Sie eilte an David vorbei und dem Hause zu.

Der Unterburgsteiner preßte die Zähne erbittert auf einander und ballte die Hand. Ohnmächtige Wuth zehrte in ihm, und sie war nicht größer gewesen, als er von Hansel geworfen war.

„Den Welschen kriegst Du nie!“ rief er der Davoneilenden nach, aber sie vernahm seine Worte nicht, denn sie war bereits im Hause verschwunden.

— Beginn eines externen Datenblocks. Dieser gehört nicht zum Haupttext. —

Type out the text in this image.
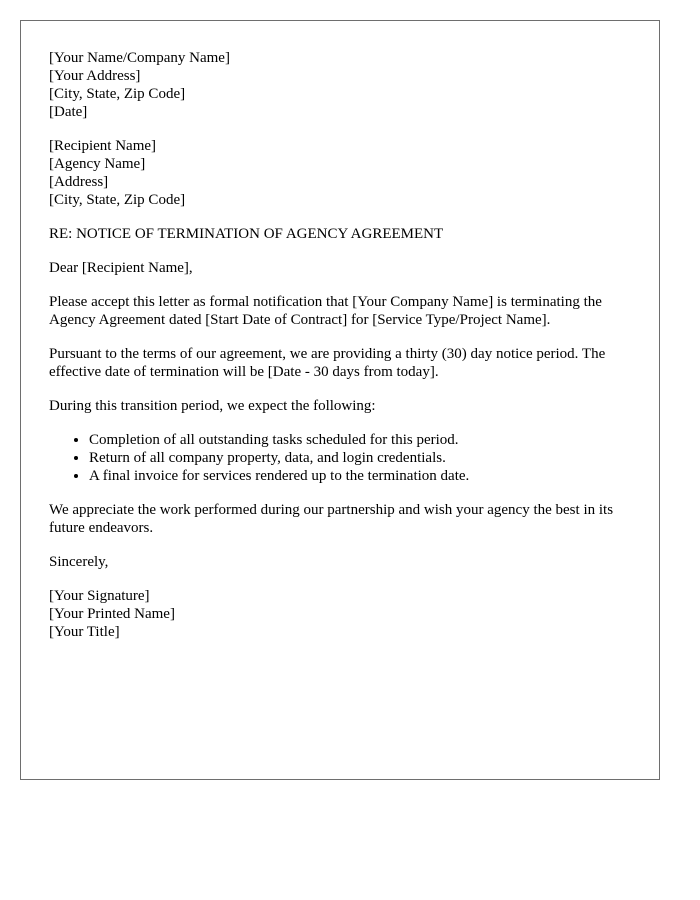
[Your Name/Company Name]
[Your Address]
[City, State, Zip Code]
[Date]
[Recipient Name]
[Agency Name]
[Address]
[City, State, Zip Code]

RE: NOTICE OF TERMINATION OF AGENCY AGREEMENT

Dear [Recipient Name],

Please accept this letter as formal notification that [Your Company Name] is terminating the Agency Agreement dated [Start Date of Contract] for [Service Type/Project Name].

Pursuant to the terms of our agreement, we are providing a thirty (30) day notice period. The effective date of termination will be [Date - 30 days from today].

During this transition period, we expect the following:

• Completion of all outstanding tasks scheduled for this period.
• Return of all company property, data, and login credentials.
• A final invoice for services rendered up to the termination date.

We appreciate the work performed during our partnership and wish your agency the best in its future endeavors.

Sincerely,

[Your Signature]
[Your Printed Name]
[Your Title]
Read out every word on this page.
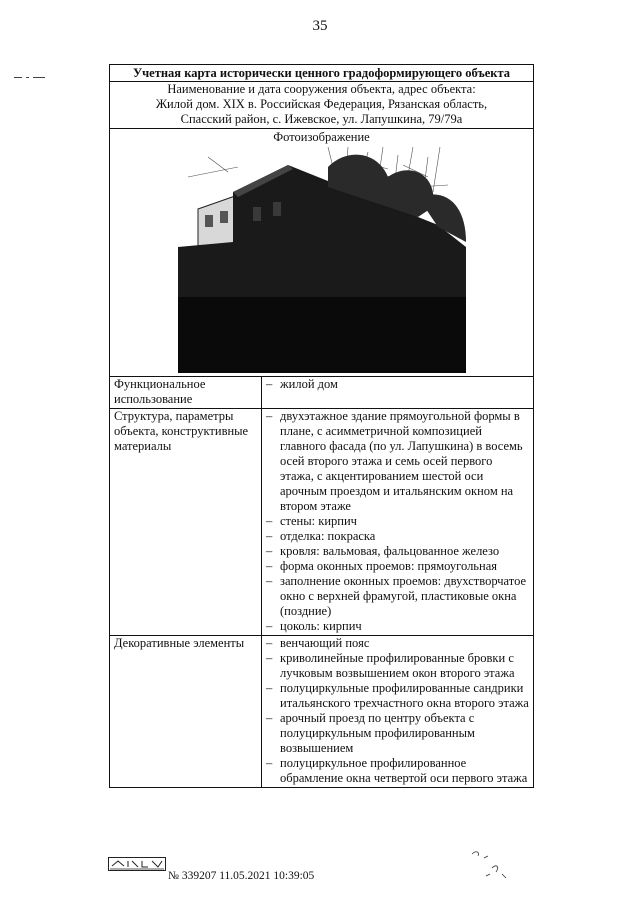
35

Учетная карта исторически ценного градоформирующего объекта
Наименование и дата сооружения объекта, адрес объекта:
Жилой дом. XIX в. Российская Федерация, Рязанская область,
Спасский район, с. Ижевское, ул. Лапушкина, 79/79а
Фотоизображение
Функциональное использование
– жилой дом
Структура, параметры объекта, конструктивные материалы
– двухэтажное здание прямоугольной формы в плане, с асимметричной композицией главного фасада (по ул. Лапушкина) в восемь осей второго этажа и семь осей первого этажа, с акцентированием шестой оси арочным проездом и итальянским окном на втором этаже
– стены: кирпич
– отделка: покраска
– кровля: вальмовая, фальцованное железо
– форма оконных проемов: прямоугольная
– заполнение оконных проемов: двухстворчатое окно с верхней фрамугой, пластиковые окна (поздние)
– цоколь: кирпич
Декоративные элементы	– венчающий пояс
– криволинейные профилированные бровки с лучковым возвышением окон второго этажа
– полуциркульные профилированные сандрики итальянского трехчастного окна второго этажа
– арочный проезд по центру объекта с полуциркульным профилированным возвышением
– полуциркульное профилированное обрамление окна четвертой оси первого этажа
№ 339207 11.05.2021 10:39:05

Langsam stieg er zu seinem Gehöft hinab.




Der Oberburgsteiner hatte Recht gehabt, schon am folgenden Tage stellte sich Schnee ein, und an den Bergen blieb er liegen, wenn auch die Sonnenstrahlen ihn an manchen Stellen im Thale wieder fortleckten. Er war der erste Bote des Winters.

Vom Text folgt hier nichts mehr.